One techie in particular drove the project.
Daniel Francis, the 34-year-old man behind the popular edgelord Twitter account @growing_daniel and the founder of Abel Police, a Biblically-named SaaS company that automates police paperwork, approached Star of the Sea at least two years ago about the idea for a St. Carlo shrine, Zevallos explained. With the parish on board, Francis called on his followers online to send the church funds for the shrine via Venmo.
Zevallos said the church received at least seven donations of varying amounts up to at least $1,000 from Francis’s network. In total, the shrine cost around $8,000.
Francis and his “group of techies,” as they are referred to on the parish website, also wrote the “Prayer for Intercession of Technical Problems,” which is engraved on a plaque attached to the shrine.
“If you’re in San Francisco and you’re setting up Kubernetes, come down to Star of the Sea Church with your Jira ticket to pray,” Pablo Peniche, one of those techies, posted on X when the shrine was installed in September.
The post above may sound as incomprehensible as SF’s AI billboards do to out-of-towners, but when Shortt prays at the shrine, it’s not so far off from the kind of thing he prays for.
“I’ll pray for help solving technical challenges at work, often when sitting down and when there’s a tough problem I’m stuck on,” he said.

Shortt is a former founder and Y Combinator alum, but these days he takes on contract software engineering gigs; at his last one, he kept a pamphlet about St. Carlo’s life at his work station. He visits the shrine about twice a month after Mass or when he’s in the area. Privately, Shortt prays to St. Carlo at least once a week.
Raised in a more progressive, suburban Catholic parish in Los Altos, Shortt said he turned to a more rigorous form of the religion after his startup failed and he had to make a “series of heavy choices” about how to approach the rest of his life.
Francis’s nebulous clique is full of guys like Shortt: young and educated, edgy and disillusioned, ripe for devotion to a traditional authority. Many of them are also recent converts, including Francis, who used to be a Southern Baptist.
Aditya Prathap, Shortt’s 23-year-old roommate, was raised Hindu but converted to Catholicism during college at Stanford. Prathap said he chose Catholicism after being convinced by the evidence he found in online forums and Catholic YouTube content.
Prathap now exclusively attends Star of the Sea’s Traditional Latin Mass because he believes there are “liturgical abuses” in the English Mass services.
For Prathap, the existence of St. Carlo is an important part of what he called a “new political paradigm,” one where being a tech bro and being a conservative Catholic go hand-in-hand.
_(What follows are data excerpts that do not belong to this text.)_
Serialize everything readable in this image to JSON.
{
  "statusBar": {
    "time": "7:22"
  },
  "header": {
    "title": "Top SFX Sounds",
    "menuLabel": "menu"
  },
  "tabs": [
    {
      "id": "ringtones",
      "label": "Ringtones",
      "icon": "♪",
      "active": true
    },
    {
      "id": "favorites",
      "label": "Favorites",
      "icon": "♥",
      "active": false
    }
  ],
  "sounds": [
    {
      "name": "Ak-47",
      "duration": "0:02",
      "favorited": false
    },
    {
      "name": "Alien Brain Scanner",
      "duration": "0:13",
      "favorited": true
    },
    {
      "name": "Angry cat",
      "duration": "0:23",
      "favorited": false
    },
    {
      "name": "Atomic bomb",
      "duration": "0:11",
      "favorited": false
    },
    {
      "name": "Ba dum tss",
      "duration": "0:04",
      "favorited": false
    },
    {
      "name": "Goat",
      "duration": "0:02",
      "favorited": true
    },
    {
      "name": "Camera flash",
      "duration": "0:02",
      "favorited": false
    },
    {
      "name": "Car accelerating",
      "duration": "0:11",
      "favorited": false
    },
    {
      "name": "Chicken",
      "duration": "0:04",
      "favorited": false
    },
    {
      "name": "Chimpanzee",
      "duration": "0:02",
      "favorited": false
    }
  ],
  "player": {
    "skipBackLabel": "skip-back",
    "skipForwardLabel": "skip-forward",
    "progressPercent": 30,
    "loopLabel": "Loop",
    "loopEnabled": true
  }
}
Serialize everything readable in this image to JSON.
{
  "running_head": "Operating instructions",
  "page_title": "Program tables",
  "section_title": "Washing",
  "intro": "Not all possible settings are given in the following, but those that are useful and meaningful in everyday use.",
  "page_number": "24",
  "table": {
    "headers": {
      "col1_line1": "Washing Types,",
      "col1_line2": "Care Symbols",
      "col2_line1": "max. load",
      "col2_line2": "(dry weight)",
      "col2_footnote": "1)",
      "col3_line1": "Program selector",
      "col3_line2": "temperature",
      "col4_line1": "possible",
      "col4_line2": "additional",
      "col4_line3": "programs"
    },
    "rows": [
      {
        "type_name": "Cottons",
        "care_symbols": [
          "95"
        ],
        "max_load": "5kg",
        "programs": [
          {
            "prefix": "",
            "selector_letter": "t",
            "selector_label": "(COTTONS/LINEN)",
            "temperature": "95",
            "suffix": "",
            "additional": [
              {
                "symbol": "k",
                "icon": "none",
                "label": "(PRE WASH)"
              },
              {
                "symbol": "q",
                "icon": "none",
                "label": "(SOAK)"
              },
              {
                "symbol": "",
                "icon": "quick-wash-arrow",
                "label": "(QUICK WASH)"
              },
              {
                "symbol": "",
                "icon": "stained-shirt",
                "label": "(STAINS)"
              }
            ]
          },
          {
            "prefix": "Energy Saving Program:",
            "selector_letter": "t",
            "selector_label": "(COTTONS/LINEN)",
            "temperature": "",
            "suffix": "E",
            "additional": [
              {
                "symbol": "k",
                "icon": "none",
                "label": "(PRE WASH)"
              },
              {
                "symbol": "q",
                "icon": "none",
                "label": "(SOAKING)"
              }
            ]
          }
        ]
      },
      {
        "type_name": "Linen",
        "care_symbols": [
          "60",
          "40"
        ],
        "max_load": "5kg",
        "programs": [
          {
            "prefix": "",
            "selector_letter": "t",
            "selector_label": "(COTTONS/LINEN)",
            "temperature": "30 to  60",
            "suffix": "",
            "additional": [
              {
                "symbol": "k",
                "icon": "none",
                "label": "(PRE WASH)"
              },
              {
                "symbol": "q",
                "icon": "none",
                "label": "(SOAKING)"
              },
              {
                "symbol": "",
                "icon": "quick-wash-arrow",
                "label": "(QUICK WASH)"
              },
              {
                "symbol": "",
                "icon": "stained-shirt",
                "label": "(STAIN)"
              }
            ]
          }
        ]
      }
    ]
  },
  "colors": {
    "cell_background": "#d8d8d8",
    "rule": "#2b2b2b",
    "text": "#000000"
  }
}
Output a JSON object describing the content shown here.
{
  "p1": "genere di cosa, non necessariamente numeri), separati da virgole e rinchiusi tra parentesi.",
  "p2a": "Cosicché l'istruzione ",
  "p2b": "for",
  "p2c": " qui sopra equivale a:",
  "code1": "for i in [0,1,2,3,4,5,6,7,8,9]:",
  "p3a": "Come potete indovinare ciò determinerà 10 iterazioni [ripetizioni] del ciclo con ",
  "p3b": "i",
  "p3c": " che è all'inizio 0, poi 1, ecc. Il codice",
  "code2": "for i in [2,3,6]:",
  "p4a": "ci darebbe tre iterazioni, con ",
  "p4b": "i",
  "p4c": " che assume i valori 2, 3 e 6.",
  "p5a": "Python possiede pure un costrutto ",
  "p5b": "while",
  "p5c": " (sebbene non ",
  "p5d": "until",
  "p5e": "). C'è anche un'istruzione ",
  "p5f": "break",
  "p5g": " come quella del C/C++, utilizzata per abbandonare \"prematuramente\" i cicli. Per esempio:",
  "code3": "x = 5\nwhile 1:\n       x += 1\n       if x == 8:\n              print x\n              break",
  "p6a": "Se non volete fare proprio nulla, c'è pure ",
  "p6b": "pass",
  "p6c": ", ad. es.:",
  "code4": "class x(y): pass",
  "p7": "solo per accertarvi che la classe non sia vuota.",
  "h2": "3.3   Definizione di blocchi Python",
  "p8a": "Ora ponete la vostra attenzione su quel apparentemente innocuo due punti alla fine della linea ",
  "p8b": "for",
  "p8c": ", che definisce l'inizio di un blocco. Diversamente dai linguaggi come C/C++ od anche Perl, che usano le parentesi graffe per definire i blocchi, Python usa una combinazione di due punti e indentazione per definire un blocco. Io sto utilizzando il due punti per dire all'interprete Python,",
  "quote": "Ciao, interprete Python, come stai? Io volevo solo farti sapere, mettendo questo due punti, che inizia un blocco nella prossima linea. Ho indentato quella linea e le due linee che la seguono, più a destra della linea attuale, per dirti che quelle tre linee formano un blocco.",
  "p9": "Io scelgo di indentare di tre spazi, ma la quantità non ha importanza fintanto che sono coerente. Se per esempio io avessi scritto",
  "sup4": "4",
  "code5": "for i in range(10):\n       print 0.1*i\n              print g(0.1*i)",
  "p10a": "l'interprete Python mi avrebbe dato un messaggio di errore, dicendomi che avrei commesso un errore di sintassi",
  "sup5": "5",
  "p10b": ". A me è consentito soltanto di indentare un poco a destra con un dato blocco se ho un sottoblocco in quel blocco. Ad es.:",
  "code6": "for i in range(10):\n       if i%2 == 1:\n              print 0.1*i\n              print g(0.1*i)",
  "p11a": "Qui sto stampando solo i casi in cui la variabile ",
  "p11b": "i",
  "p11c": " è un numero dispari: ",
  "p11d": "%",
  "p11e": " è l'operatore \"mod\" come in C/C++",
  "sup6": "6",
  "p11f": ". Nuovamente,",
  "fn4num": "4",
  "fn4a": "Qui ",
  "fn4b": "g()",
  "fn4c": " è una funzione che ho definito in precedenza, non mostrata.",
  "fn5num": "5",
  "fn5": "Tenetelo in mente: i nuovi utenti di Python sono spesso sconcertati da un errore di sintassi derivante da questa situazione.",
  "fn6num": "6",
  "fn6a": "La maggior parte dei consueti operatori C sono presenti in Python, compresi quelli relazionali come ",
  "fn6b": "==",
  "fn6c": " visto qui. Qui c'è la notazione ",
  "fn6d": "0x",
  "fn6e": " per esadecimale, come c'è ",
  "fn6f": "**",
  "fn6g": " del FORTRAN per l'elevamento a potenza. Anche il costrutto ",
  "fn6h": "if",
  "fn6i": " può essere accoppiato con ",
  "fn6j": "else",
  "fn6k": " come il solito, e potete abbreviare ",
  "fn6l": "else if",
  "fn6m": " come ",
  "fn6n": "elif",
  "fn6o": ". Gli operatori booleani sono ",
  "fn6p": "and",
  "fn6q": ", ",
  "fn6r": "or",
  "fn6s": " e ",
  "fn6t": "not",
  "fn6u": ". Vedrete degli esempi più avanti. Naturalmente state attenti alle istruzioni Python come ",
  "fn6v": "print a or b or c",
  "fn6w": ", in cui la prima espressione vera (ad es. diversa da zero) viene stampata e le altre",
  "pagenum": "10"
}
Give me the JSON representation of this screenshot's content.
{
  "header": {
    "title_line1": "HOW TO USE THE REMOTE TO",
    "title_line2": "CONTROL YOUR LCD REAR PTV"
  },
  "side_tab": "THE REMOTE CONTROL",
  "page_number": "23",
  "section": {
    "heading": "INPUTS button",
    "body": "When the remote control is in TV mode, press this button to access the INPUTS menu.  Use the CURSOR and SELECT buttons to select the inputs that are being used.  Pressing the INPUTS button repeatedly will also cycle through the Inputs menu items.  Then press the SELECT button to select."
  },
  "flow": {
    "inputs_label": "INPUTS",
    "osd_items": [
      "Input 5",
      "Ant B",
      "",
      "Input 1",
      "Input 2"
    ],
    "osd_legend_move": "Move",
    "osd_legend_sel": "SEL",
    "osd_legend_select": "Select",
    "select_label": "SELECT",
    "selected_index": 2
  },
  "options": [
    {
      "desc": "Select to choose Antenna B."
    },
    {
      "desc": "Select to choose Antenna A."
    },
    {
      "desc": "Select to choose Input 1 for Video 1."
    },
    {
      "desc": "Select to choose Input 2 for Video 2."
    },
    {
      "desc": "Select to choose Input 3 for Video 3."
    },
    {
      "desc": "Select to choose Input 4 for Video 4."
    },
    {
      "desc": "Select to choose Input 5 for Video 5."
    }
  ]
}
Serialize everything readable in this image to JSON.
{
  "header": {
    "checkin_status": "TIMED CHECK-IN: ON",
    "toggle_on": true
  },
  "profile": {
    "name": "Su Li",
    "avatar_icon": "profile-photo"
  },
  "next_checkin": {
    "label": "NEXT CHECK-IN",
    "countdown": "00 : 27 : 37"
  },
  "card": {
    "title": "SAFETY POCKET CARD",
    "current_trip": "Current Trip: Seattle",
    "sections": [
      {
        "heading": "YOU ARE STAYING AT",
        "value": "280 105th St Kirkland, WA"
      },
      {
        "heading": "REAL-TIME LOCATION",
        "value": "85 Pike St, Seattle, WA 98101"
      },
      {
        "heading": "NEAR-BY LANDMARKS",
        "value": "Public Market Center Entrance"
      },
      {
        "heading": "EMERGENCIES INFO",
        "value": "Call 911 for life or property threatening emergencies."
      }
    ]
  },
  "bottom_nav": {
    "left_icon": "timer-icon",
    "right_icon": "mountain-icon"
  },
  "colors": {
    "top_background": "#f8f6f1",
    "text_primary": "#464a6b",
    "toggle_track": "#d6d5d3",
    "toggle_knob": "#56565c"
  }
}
“When I see Carlo holding the MacBook, I see modernity properly experienced,” Prathap said. (The laptop St. Carlo holds is not technically a MacBook; there is an anti-abortion sticker that reads “Remember the unborn Jer 1:5” over the spot where the Apple logo would be.)
“It’s a blessing that he’s here,” Shortt said, smiling at the shrine. He credits Francis for this. “Daniel’s doing some great work.”